(Closed) Invited to the bridal shower but not the wedding…

posted 5 years ago in Etiquette
  • poll: What sould I do?
    Say you forgot to give her invitation : (7 votes)
    28 %
    Don't even mention it : (18 votes)
    72 %
    Any other ideas? : (0 votes)
  • Post # 3
    Member
    3686 posts
    Sugar bee
    • Wedding: August 2013

    I’m a little confused — why was she at the bridal shower? Did your mom invite all the coworkers and because it was a surprise you didn’t get to weigh in on the guest list?

    I wouldn’t worry too much about it. It was obviously a surprise, and you don’t know her very well. I wouldn’t be expecting an invite from someone I barely knew!

    Post # 4
    Member
    12248 posts
    Sugar Beekeeper
    • Wedding: May 2013

    I wouldn’t worry about it. Someone else in the office probably invited her by accident, thinking her invite had just gotten misplaced! Or that it was word-of-mouth, or that just that other chick was the only one not invited.

    Post # 6
    Member
    3686 posts
    Sugar bee
    • Wedding: August 2013

    I wouldn’t worry about it. Weddings are supposed to be including those closest to you — you barely know her. It was an honest mistake.

    Post # 7
    Member
    2082 posts
    Buzzing bee
    • Wedding: March 2013

    @kris325:  I would give her an invitation anyway. You could tell her you didn’t realize you forgot her invitation until you saw her at the shower.

    Post # 8
    Member
    207 posts
    Helper bee
    • Wedding: September 2014

    I think it would look obvious if you now go and say to her you forgot to give her an invite. She knows just as much as you how well you two know each other so she won’t be suprised by not receiving an invite.

    Post # 9
    Member
    11752 posts
    Sugar Beekeeper
    • Wedding: November 1999

    I think because it was a surprise shower and you obviously had no control over the guest list (unlike a non-surprise shower you may have some control) that you should not worry about it.  It’s still very poor form – but it will not reflect poorly on you since you nor your family were the ones hosting the shower.
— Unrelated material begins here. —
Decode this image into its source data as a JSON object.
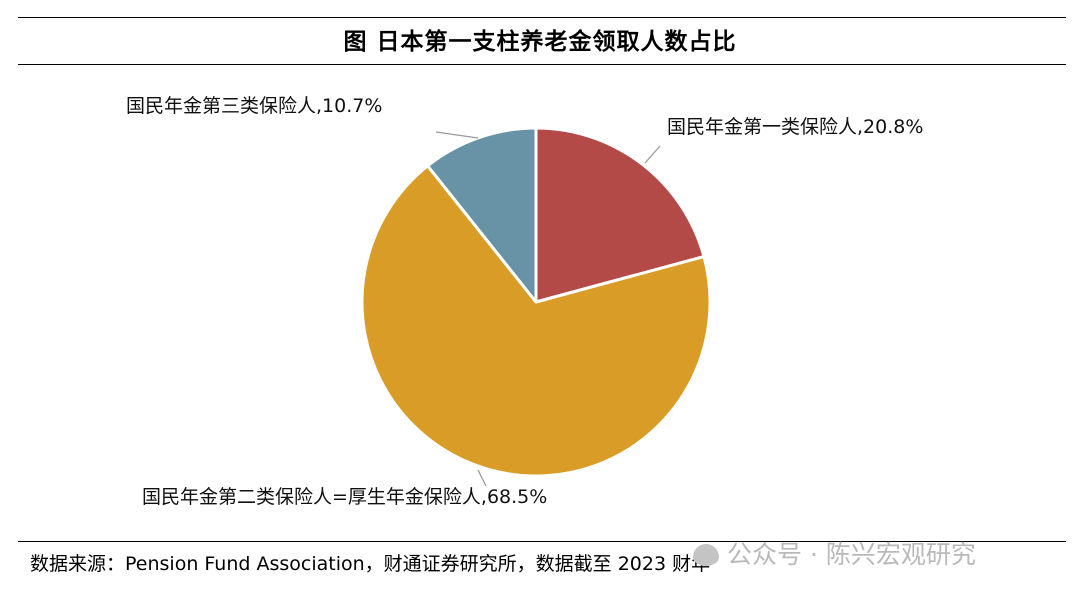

    Is your wedding really this coming weekend? You don’t need to be stressing and worrying about it at this point. 

    If you do decide to give her an invite, I don’t think you should lie and say you forgot.  Just tell her the truth or say nothing and just invite her.

    Post # 10
    Member
    1060 posts
    Bumble bee
    • Wedding: October 2012

    While it is generally considered bad form I don’t think it is a huge deal, esp because she is so new I don’t think she would be expecting it. Also, like pp have mentioned, it was a surprise shower so you had no way of knowing who would be there.
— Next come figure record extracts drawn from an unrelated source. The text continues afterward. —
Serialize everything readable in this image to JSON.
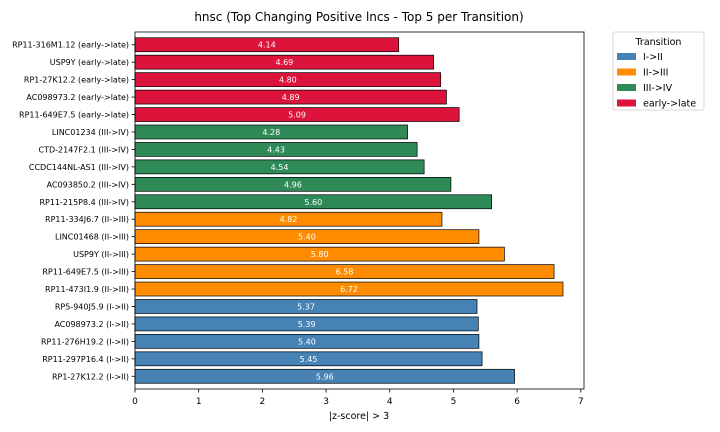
{
  "chart_data": {
    "type": "bar",
    "orientation": "horizontal",
    "title": "hnsc (Top Changing Positive lncs - Top 5 per Transition)",
    "xlabel": "|z-score| > 3",
    "ylabel": "",
    "xlim": [
      0,
      7.05
    ],
    "xticks": [
      "0",
      "1",
      "2",
      "3",
      "4",
      "5",
      "6",
      "7"
    ],
    "grid": false,
    "legend": {
      "title": "Transition",
      "placement": "outside-top-right",
      "entries": [
        {
          "label": "I->II",
          "color": "#4682b4"
        },
        {
          "label": "II->III",
          "color": "#ff8c00"
        },
        {
          "label": "III->IV",
          "color": "#2e8b57"
        },
        {
          "label": "early->late",
          "color": "#dc143c"
        }
      ]
    },
    "bars": [
      {
        "label": "RP11-316M1.12 (early->late)",
        "value": 4.14,
        "value_label": "4.14",
        "group": "early->late",
        "color": "#dc143c"
      },
      {
        "label": "USP9Y (early->late)",
        "value": 4.69,
        "value_label": "4.69",
        "group": "early->late",
        "color": "#dc143c"
      },
      {
        "label": "RP1-27K12.2 (early->late)",
        "value": 4.8,
        "value_label": "4.80",
        "group": "early->late",
        "color": "#dc143c"
      },
      {
        "label": "AC098973.2 (early->late)",
        "value": 4.89,
        "value_label": "4.89",
        "group": "early->late",
        "color": "#dc143c"
      },
      {
        "label": "RP11-649E7.5 (early->late)",
        "value": 5.09,
        "value_label": "5.09",
        "group": "early->late",
        "color": "#dc143c"
      },
      {
        "label": "LINC01234 (III->IV)",
        "value": 4.28,
        "value_label": "4.28",
        "group": "III->IV",
        "color": "#2e8b57"
      },
      {
        "label": "CTD-2147F2.1 (III->IV)",
        "value": 4.43,
        "value_label": "4.43",
        "group": "III->IV",
        "color": "#2e8b57"
      },
      {
        "label": "CCDC144NL-AS1 (III->IV)",
        "value": 4.54,
        "value_label": "4.54",
        "group": "III->IV",
        "color": "#2e8b57"
      },
      {
        "label": "AC093850.2 (III->IV)",
        "value": 4.96,
        "value_label": "4.96",
        "group": "III->IV",
        "color": "#2e8b57"
      },
      {
        "label": "RP11-215P8.4 (III->IV)",
        "value": 5.6,
        "value_label": "5.60",
        "group": "III->IV",
        "color": "#2e8b57"
      },
      {
        "label": "RP11-334J6.7 (II->III)",
        "value": 4.82,
        "value_label": "4.82",
        "group": "II->III",
        "color": "#ff8c00"
      },
      {
        "label": "LINC01468 (II->III)",
        "value": 5.4,
        "value_label": "5.40",
        "group": "II->III",
        "color": "#ff8c00"
      },
      {
        "label": "USP9Y (II->III)",
        "value": 5.8,
        "value_label": "5.80",
        "group": "II->III",
        "color": "#ff8c00"
      },
      {
        "label": "RP11-649E7.5 (II->III)",
        "value": 6.58,
        "value_label": "6.58",
        "group": "II->III",
        "color": "#ff8c00"
      },
      {
        "label": "RP11-473I1.9 (II->III)",
        "value": 6.72,
        "value_label": "6.72",
        "group": "II->III",
        "color": "#ff8c00"
      },
      {
        "label": "RP5-940J5.9 (I->II)",
        "value": 5.37,
        "value_label": "5.37",
        "group": "I->II",
        "color": "#4682b4"
      },
      {
        "label": "AC098973.2 (I->II)",
        "value": 5.39,
        "value_label": "5.39",
        "group": "I->II",
        "color": "#4682b4"
      },
      {
        "label": "RP11-276H19.2 (I->II)",
        "value": 5.4,
        "value_label": "5.40",
        "group": "I->II",
        "color": "#4682b4"
      },
      {
        "label": "RP11-297P16.4 (I->II)",
        "value": 5.45,
        "value_label": "5.45",
        "group": "I->II",
        "color": "#4682b4"
      },
      {
        "label": "RP1-27K12.2 (I->II)",
        "value": 5.96,
        "value_label": "5.96",
        "group": "I->II",
        "color": "#4682b4"
      }
    ]
  }
}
    Just curious… did she bring a gift or just show up with the other coworkers?

     

    Post # 12
    Member
    1299 posts
    Bumble bee
    • Wedding: April 2013

    @kris325:  It sounds kinda rude… but if she didnt bring a gift I wouldnt fret over this one.  I personally would never show up anywhere empty handed and even if I didnt know you would have gotten you a 25 dollar gift card!  But it seems like maybe she felt obligated to come.  Maybe with her being new she felt like she had to come, or maybe she even thought “are they just trying to get more presents… i’m not doing that lol!”   Who knows… either way though I dont think I would worry about extending and invitation to her.

    Post # 13
    Member
    7219 posts
    Busy Beekeeper
    • Wedding: October 2015

    @kris325:  ^^THIS. She probably felt like she should come since she’s new and wants to fit in, but clearly she knows you’re not that close. She wasn’t gonna spend $$ on a shower gift for someone she hardly knows… you shouldn’t feel like you have to spend $$ on a wedding dinner for her either! I really doubt there will be hard feelings. If anything, if you give her an invite she might feel obligated to THE WEDDING too and then be stuck with new coworkers all day! Let her off the hook!

    Post # 14
    Member
    3686 posts
    Sugar bee
    • Wedding: August 2013

    Yeah, the whole situation is awkward. But to show up, eat, and leave — I definitely wouldn’t be extending an invite to the wedding.

    Post # 15
    Member
    1060 posts
    Bumble bee
    • Wedding: October 2012

    @kris325:  I think the fact that she didn’t bring a gift ( not that it matters either way if a guest brings a gift or not, but generally women bring gifts to showers ) is her way of acknowleging that she knows she isn’t invited to the wedding. She probably just came with the other girls because they asked her to, and being new felt a bit obligated.

    I don’t think there is anything to worry about.

    @MexiPino:  agreed!

    The topic ‘Invited to the bridal shower but not the wedding…’ is closed to new replies.